Clunky wording on my part. I mean results can be tested objectively. In creative fields, there are no objective means of testing outputs. In programming, one model can, for example, build a user input field to match requirements, and another model can test it. The success and failure of those test can be measured objectively (do stored inputs fall within the desired domain, does a hash of the memory (sans known changing variables) change?)

[–] HetareKing@piefed.social 1 points 14 hours ago (1 children)

Sorry, that still doesn't really make sense to me. If you can't trust the generative model to produce code that does what it's supposed to do, then you also can't trust the adversarial model to perform the tests needed to determine that the code does what it's supposed to do. So if the results have no meaning, then the fact that you can objectively measure them also has no meaning.

[–] peanuts4life@lemmy.blahaj.zone 1 points 12 hours ago (1 children)
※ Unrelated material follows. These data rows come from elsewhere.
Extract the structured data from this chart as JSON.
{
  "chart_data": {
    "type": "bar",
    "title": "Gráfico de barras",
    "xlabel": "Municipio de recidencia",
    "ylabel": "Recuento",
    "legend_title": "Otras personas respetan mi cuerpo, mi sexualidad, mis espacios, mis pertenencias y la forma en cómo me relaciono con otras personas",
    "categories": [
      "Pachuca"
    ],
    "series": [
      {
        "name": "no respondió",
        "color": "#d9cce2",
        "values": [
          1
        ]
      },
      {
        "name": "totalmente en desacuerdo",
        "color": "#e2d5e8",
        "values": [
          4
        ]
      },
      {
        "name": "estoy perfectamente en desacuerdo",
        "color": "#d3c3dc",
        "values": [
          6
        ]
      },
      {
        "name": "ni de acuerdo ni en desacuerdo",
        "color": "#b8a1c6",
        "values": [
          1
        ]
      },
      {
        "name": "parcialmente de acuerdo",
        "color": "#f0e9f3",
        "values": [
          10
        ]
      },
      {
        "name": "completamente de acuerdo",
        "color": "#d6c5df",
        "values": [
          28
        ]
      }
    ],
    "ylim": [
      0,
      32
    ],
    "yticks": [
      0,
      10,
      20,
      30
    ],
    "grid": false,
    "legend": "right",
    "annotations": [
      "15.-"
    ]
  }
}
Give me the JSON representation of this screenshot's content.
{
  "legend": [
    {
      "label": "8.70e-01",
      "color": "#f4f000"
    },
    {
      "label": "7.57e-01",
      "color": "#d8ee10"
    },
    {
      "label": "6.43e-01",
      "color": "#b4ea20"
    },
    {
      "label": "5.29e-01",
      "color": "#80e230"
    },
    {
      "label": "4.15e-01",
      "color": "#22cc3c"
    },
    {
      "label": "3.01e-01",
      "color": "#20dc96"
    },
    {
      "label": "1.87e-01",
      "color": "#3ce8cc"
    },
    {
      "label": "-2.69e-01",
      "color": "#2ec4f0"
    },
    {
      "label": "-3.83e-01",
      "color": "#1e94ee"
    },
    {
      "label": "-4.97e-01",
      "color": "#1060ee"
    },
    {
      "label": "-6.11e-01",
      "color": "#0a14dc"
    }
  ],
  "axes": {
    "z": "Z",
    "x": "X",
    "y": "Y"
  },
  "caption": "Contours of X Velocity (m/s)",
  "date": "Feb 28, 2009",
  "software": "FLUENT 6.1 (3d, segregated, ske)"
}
But you can trust the first model to produce the code you want it to. Or, at least get a baseline of whether it works as expected. To roll back to the simple example of secure (sanitized) user input via a form, the human sets up the testing environment. All the human needs to do is write a script that reads the entered database entry, and hashes the rest of the database / application in memory.
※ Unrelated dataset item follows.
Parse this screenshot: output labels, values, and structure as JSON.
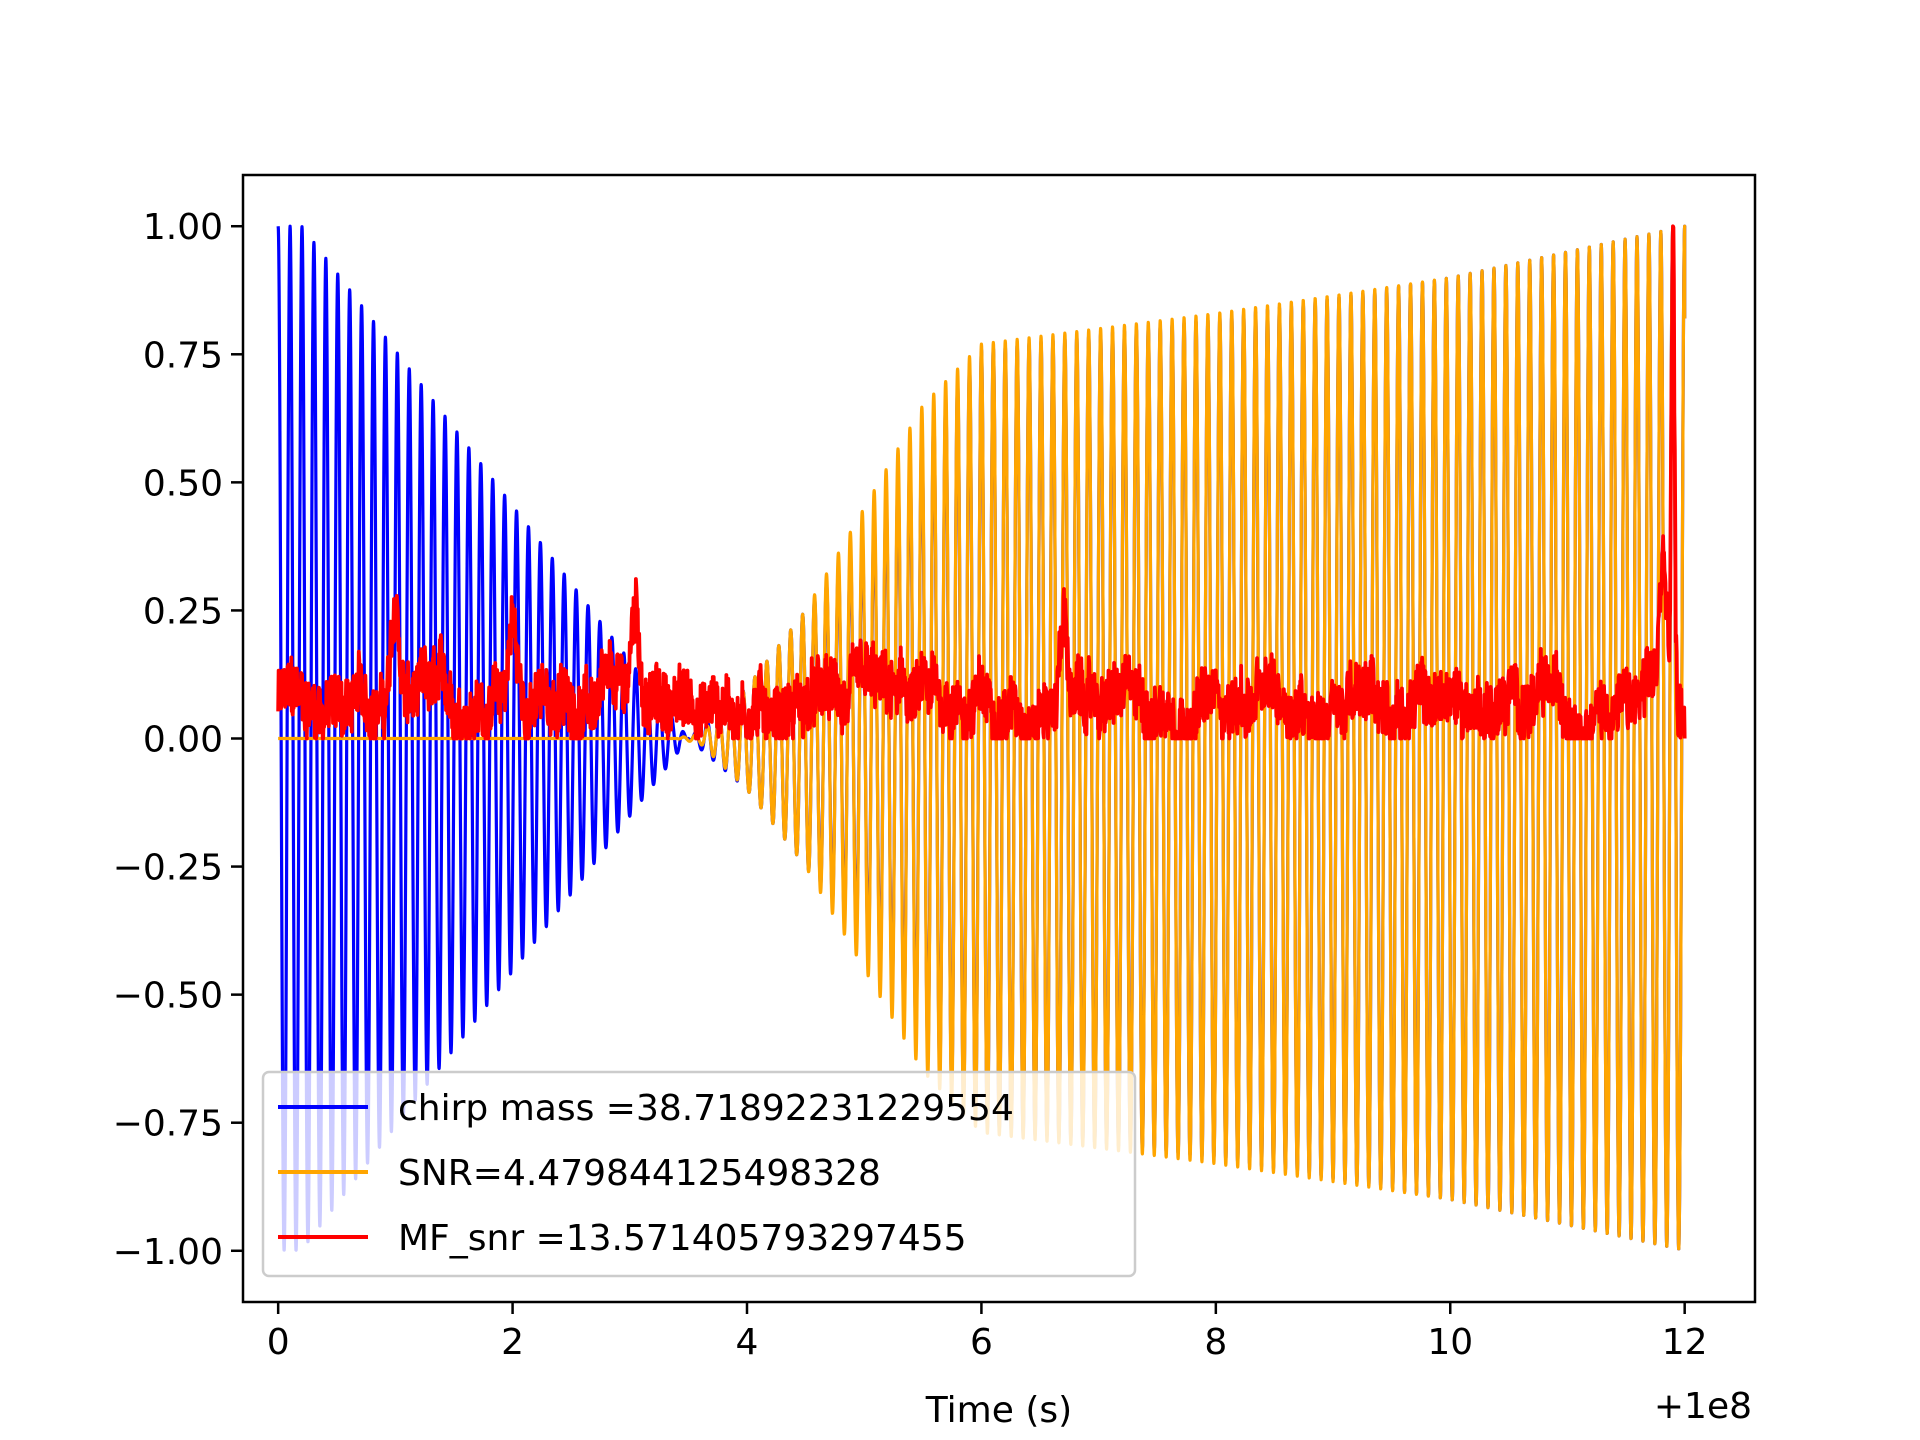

It should be simple for the first model to use different languages and approaches from strongly typed languages like ada to yolo implementations in Python.

The adversarial model's job is to modify the state of the application or database outside of that entry. This should be possible with some of the first models implementations, unless they are already perfect.

The idea is with enough permutations of implementations at different temperatures and with different input context, an almost infinite number of blue team and red team examples can be iterated on and produced on this one specific problem.

This approach is already being generalized to produce more high-quality software training data for LLMs than exist in the lexicon of human output.

This is very hard to do with art or writing. Art is subject, you can not validate the variable automatically or detect subtle variations without context and opinion so easily.

This is tangental to why Machine Learning works so well for weather data. We can objectively validate the output with historic data, but we can also create synthetic weather data using physically based models. It's different, but similar in principal.

[–] HetareKing@piefed.social 1 points 6 hours ago

I'm not sure that the comparison with the weather data works. Tweaking curves to more closely match the test data, and moving around a model's probability space in the hope that it sufficiently increases the probability of outputting tokens that fixes the code's problems, seem different enough to me that I don't know whether the former working well says anything about how well the latter works.

If I understand what you're describing correctly, the two models aren't improving each other, like in adversarial learning, but the adversarial model is trying to get the generative model to zone in on output that produces the user's desired behaviour based on the given test data. But that can only work as well as how much the adversarial model can be relied upon to actually perform the tasks needed to make this happen. So I think my point still stands that the objectivity of your measurements of the test results is only meaningful if the test results themselves are meaningful, which is not guaranteed given what's doing the testing.

How complex is the adversarial model? If it's anywhere near the generative model, I don't think you can have actual meaningful numbers about its reliability that allow you to reason about how meaningful the test results it produces are.